One good solution is the free Page2RSS site. Enter in the page you want to watch—if it's just a re-directing URL, Page2RSS automatically grabs the correct page—and then right-click on the "RSS 2.0" link on the right and choose "Copy Link Location" or a similar option. If you're going to be watching multiple sites, paste that long RSS address in a text document, separating the feeds on separate lines.
PageTiki is a similar service with a nicer, more user-friendly interface, but limits your overall watching time by making each site scan cost "TikiBucks." You'll likely have gotten your new job by the time you run out, but anyone watching a lot of sites might run out before they're ready.
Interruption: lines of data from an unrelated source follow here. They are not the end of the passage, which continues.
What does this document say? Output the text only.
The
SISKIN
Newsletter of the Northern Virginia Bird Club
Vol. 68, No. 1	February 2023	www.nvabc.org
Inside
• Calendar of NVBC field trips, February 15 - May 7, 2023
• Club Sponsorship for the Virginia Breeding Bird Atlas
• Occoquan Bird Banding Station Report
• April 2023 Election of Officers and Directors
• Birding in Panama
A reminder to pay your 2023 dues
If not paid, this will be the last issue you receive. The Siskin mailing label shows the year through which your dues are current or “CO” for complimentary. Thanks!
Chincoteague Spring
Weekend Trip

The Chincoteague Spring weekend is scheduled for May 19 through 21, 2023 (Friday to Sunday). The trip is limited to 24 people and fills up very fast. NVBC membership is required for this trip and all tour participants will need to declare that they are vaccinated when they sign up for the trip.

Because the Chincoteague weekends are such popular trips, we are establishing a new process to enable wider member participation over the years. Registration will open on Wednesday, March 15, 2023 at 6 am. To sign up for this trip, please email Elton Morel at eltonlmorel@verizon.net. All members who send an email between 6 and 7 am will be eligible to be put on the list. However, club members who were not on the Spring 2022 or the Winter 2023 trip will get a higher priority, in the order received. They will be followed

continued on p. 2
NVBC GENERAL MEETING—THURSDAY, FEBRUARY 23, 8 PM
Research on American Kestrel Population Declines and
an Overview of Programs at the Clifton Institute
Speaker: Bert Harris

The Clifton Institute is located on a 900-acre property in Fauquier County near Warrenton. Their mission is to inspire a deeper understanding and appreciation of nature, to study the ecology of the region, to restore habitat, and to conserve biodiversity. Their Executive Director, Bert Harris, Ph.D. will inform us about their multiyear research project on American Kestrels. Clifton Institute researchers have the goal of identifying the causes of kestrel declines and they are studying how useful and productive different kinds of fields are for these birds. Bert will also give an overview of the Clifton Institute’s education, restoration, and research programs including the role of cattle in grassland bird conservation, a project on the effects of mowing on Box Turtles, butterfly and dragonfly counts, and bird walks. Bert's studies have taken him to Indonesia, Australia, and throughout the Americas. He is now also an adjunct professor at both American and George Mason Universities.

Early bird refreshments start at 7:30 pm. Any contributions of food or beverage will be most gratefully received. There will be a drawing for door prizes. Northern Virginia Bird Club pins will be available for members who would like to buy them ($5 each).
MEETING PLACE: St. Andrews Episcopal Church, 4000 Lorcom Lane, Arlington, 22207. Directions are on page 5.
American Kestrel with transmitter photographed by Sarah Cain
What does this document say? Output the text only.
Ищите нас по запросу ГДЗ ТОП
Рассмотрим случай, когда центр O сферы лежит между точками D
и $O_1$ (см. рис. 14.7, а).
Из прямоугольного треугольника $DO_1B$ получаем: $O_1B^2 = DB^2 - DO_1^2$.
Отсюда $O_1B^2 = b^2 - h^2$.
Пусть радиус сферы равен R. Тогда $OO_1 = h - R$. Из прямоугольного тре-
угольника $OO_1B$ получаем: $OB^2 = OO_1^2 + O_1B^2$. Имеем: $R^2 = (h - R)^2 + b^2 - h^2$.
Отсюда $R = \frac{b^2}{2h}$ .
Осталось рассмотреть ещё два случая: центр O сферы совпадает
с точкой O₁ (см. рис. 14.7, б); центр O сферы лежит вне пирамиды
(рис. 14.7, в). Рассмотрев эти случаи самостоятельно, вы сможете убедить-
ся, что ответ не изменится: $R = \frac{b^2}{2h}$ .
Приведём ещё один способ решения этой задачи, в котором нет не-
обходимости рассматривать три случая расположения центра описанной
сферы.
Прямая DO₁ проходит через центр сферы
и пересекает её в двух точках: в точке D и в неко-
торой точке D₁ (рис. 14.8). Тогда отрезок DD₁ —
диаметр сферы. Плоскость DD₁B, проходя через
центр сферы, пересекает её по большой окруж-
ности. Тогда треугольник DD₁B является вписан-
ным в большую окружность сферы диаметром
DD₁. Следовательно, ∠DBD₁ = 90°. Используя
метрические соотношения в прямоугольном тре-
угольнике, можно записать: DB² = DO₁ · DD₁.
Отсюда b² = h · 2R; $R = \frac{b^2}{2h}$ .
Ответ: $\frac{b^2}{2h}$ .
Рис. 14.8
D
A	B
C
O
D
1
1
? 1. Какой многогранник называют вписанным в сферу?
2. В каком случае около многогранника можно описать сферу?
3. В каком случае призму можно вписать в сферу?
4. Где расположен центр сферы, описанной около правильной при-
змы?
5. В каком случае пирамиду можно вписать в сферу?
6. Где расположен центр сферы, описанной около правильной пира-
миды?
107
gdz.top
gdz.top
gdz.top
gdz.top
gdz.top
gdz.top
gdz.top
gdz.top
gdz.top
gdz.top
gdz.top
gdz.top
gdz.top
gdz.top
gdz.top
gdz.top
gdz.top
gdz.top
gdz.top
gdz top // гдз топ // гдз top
If you're a Firefox user who isn't so hot on the whole feeds thing, the free Firefox extension Update Scanner, which we've previously written about, provides instant in-browser updates for quick response times.
If you're not already using an RSS reader—a web site or software tool that monitors and delivers feed updates—now's the time to get started. Free accounts are offered at the web-based Google Reader and Bloglines, and free software tools like the Newsgator RSS Suite are there for the taking. What's the difference? Well, our own Adam Pash has laid out the pros and cons of each.
Once you've set up your custom-rolled update feeds and loaded them into your reader, you might want to hedge your bets against a day where you're too busy to check it—or the new results come so fast and frequent that they don't show up on your start page. There are lots of defunct and not-free RSS-to-email converters out there—I can tentatively recommend FeedMailer as one that seems to work as advertised, and doesn't appear to be going dead any time soon. FeedMailer lets you set the frequency of your email updates, from as-it-happens to daily digests, and choose whether they arrive as HTML or plain-text mail.
Now you've got pretty universal coverage of low- and high-tech job sites, with a feed reader keeping track of everything that's new and email alerts arriving as a second-chance reminder.
What rss creation tools and email converters can our experienced feed-watchers recommend? What non-RSS page-monitoring tools have worked for you? Let's hear your recommendations in the comments.